Shell has also recently reduced its team focused upon Japan offshore wind according to three industry sources, as it scales down low-carbon operations.
Shell refused to comment on the offshore wind operation, but stated that it "continuously evaluates" opportunities to optimize its global portfolio.
The government wants to combat the problems that are plaguing the renewables industry globally, as operators cancel or reduce projects in Europe, America and Asia. To do this, it is holding discussions with the industry, which has a list of demands to help reduce costs and risks.
This is a new industry in Japan, and it's an intense learning process for all parties. The government's willingness to collaborate with the industry is key, said Yuriy Huber, CEO of K.K. Yuri Group is a Tokyo-based consulting and research firm.
According to documents from the government and to sources who have direct knowledge, among other potential changes, the authorities are looking at extending project durations up to 40 years, instead of 30 years, and clarifying cabotage law to allow ships not flying the Japanese flag to operate offshore wind farm zones.
The industry is also pushing for the capacity auctions, which would allow industrial and utility buyers to lock-in power contracts over a longer period of time instead of an annual contract.
The offshore wind industry also wants the government provide tax breaks or subsidies to large industrial users in exchange for long-term contracts to purchase wind power, according to the sources. This may seem unlikely given the high level of government support already provided to households to deal with rising prices.

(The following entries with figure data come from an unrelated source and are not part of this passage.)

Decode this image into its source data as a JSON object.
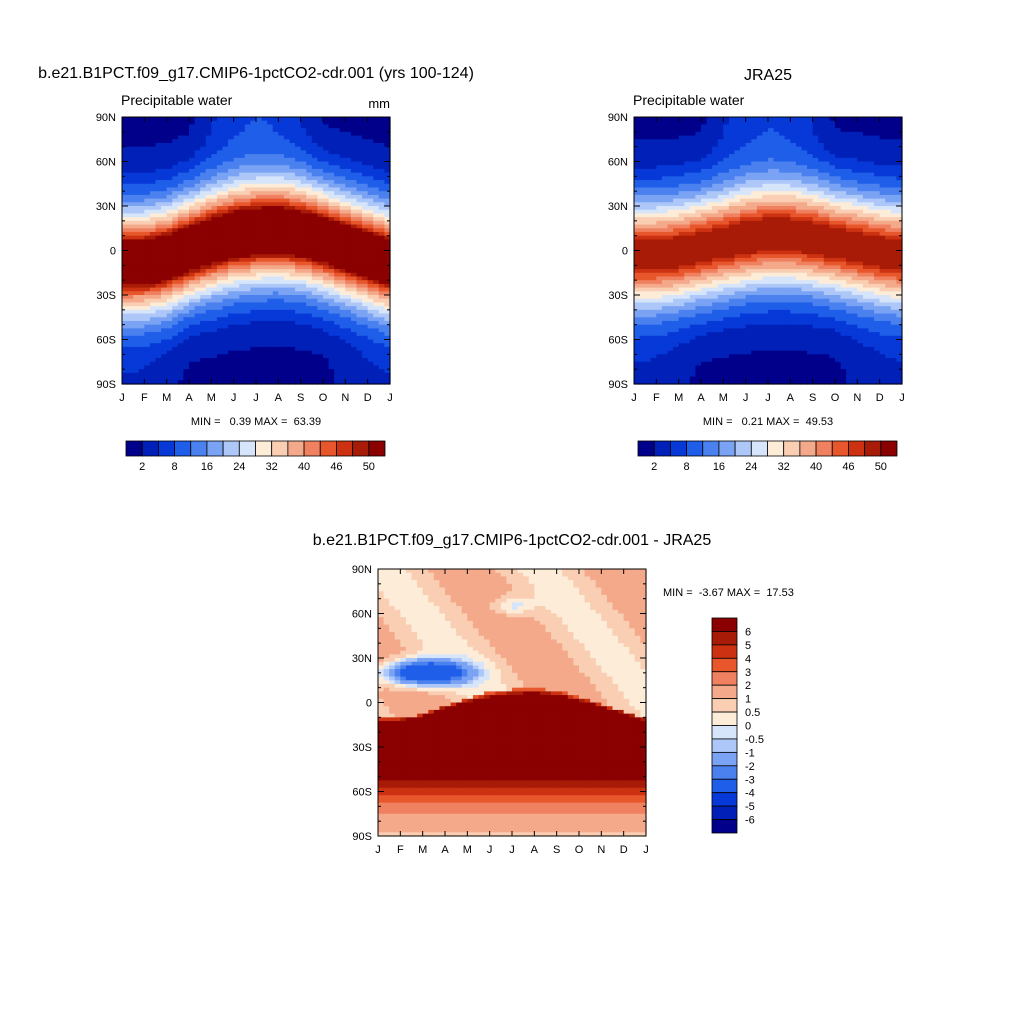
{
  "chart_data": [
    {
      "type": "heatmap",
      "title": "b.e21.B1PCT.f09_g17.CMIP6-1pctCO2-cdr.001 (yrs 100-124)",
      "left_label": "Precipitable water",
      "right_label": "mm",
      "x_ticks": [
        "J",
        "F",
        "M",
        "A",
        "M",
        "J",
        "J",
        "A",
        "S",
        "O",
        "N",
        "D",
        "J"
      ],
      "y_ticks": [
        "90N",
        "60N",
        "30N",
        "0",
        "30S",
        "60S",
        "90S"
      ],
      "y_range": [
        -90,
        90
      ],
      "itcz_lat_by_month": [
        -8,
        -8,
        -5,
        1,
        6,
        10,
        12,
        13,
        11,
        7,
        2,
        -3,
        -8
      ],
      "equator_peak_mm": 55,
      "stats_text": "MIN =   0.39 MAX =  63.39",
      "min": 0.39,
      "max": 63.39,
      "colorbar": {
        "levels": [
          2,
          5,
          8,
          12,
          16,
          20,
          24,
          28,
          32,
          36,
          40,
          43,
          46,
          48,
          50
        ],
        "tick_labels": [
          "2",
          "8",
          "16",
          "24",
          "32",
          "40",
          "46",
          "50"
        ],
        "tick_level_index": [
          0,
          2,
          4,
          6,
          8,
          10,
          12,
          14
        ]
      }
    },
    {
      "type": "heatmap",
      "title": "JRA25",
      "left_label": "Precipitable water",
      "x_ticks": [
        "J",
        "F",
        "M",
        "A",
        "M",
        "J",
        "J",
        "A",
        "S",
        "O",
        "N",
        "D",
        "J"
      ],
      "y_ticks": [
        "90N",
        "60N",
        "30N",
        "0",
        "30S",
        "60S",
        "90S"
      ],
      "y_range": [
        -90,
        90
      ],
      "itcz_lat_by_month": [
        -3,
        -3,
        -1,
        2,
        5,
        8,
        10,
        10,
        8,
        5,
        2,
        -1,
        -3
      ],
      "equator_peak_mm": 47,
      "stats_text": "MIN =   0.21 MAX =  49.53",
      "min": 0.21,
      "max": 49.53,
      "colorbar": {
        "levels": [
          2,
          5,
          8,
          12,
          16,
          20,
          24,
          28,
          32,
          36,
          40,
          43,
          46,
          48,
          50
        ],
        "tick_labels": [
          "2",
          "8",
          "16",
          "24",
          "32",
          "40",
          "46",
          "50"
        ],
        "tick_level_index": [
          0,
          2,
          4,
          6,
          8,
          10,
          12,
          14
        ]
      }
    },
    {
      "type": "heatmap",
      "title": "b.e21.B1PCT.f09_g17.CMIP6-1pctCO2-cdr.001 - JRA25",
      "x_ticks": [
        "J",
        "F",
        "M",
        "A",
        "M",
        "J",
        "J",
        "A",
        "S",
        "O",
        "N",
        "D",
        "J"
      ],
      "y_ticks": [
        "90N",
        "60N",
        "30N",
        "0",
        "30S",
        "60S",
        "90S"
      ],
      "y_range": [
        -90,
        90
      ],
      "stats_text": "MIN =  -3.67 MAX =  17.53",
      "min": -3.67,
      "max": 17.53,
      "colorbar": {
        "levels": [
          -6,
          -5,
          -4,
          -3,
          -2,
          -1,
          -0.5,
          0,
          0.5,
          1,
          2,
          3,
          4,
          5,
          6
        ],
        "tick_labels": [
          "6",
          "5",
          "4",
          "3",
          "2",
          "1",
          "0.5",
          "0",
          "-0.5",
          "-1",
          "-2",
          "-3",
          "-4",
          "-5",
          "-6"
        ]
      }
    }
  ],
  "colors": {
    "sequential": [
      "#00008b",
      "#0020b8",
      "#0639d8",
      "#1f5ee8",
      "#4a81ef",
      "#7ba3f4",
      "#adc7f8",
      "#d7e5fb",
      "#fcecd8",
      "#f9ceb2",
      "#f4a98b",
      "#ef8060",
      "#e8572c",
      "#cc3211",
      "#a81b06",
      "#8b0000"
    ],
    "diverging": [
      "#00008b",
      "#0020b8",
      "#0639d8",
      "#1f5ee8",
      "#4a81ef",
      "#7ba3f4",
      "#adc7f8",
      "#d7e5fb",
      "#fcecd8",
      "#f9ceb2",
      "#f4a98b",
      "#ef8060",
      "#e8572c",
      "#cc3211",
      "#a81b06",
      "#8b0000"
    ]
  }
}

Six industry sources were involved in the talks between the players of offshore wind and Japan's Industry Ministry, or METI, as well as the Land Ministry. The sources spoke under condition of anonymity because the discussions are confidential.
Keidanren (Japan's largest business lobby), whose members include some of the country's most powerful users, did not comment immediately on this tax subsidy.
Sources and documents from the government said that the government was also considering changing the tariff system to "feed-in premium" (FIP), from "feed-in tariff" (FIT), to allow Mitsubishi to profit from market prices. This rule has already been implemented for the second and subsequent auctions.
A METI official responsible for the offshore wind sector said that the proposed switch from FIT to FIP, which is yet to be approved by the FIT committee, is a clarification and not a change of rules. The official declined to comment on any potential rule changes.
UNEVEN START
Japan has only auctioned a small fraction of its offshore wind capacity. Tokyo, despite being late in embracing offshore wind, attracted many foreign investors drawn by the ambition to increase Japan's energy independence.
Mitsubishi won the first round of the competition, which was a domestic consortium, and the subsequent rounds were won by foreign and local operators, including Germany's RWE and Spain's Iberdrola.
Industry sources claim that Mitsubishi faces a delay of at least two years in the launch of its farm equipment, compared to its original plan, which was for them start operating between 2030 and 2028.
The company said it is closely monitoring discussions with METI on possible rule changes and is reviewing its business plans "taking into consideration the direction of such discussion/revision."
METI said in February that Japan could need to increase its liquefied gas imports to 74 million tons by 2040. This would reverse the downward trend, as data centers and semiconductors drive the power demand.
Even though they did not win any offshore wind sites in the first round, foreign operators such as Equinor or Total maintained their presence in Japan. Both companies have not responded to requests for comments.
Humber said that those who want to enter the market later, when things are simpler, may have to pay a premium.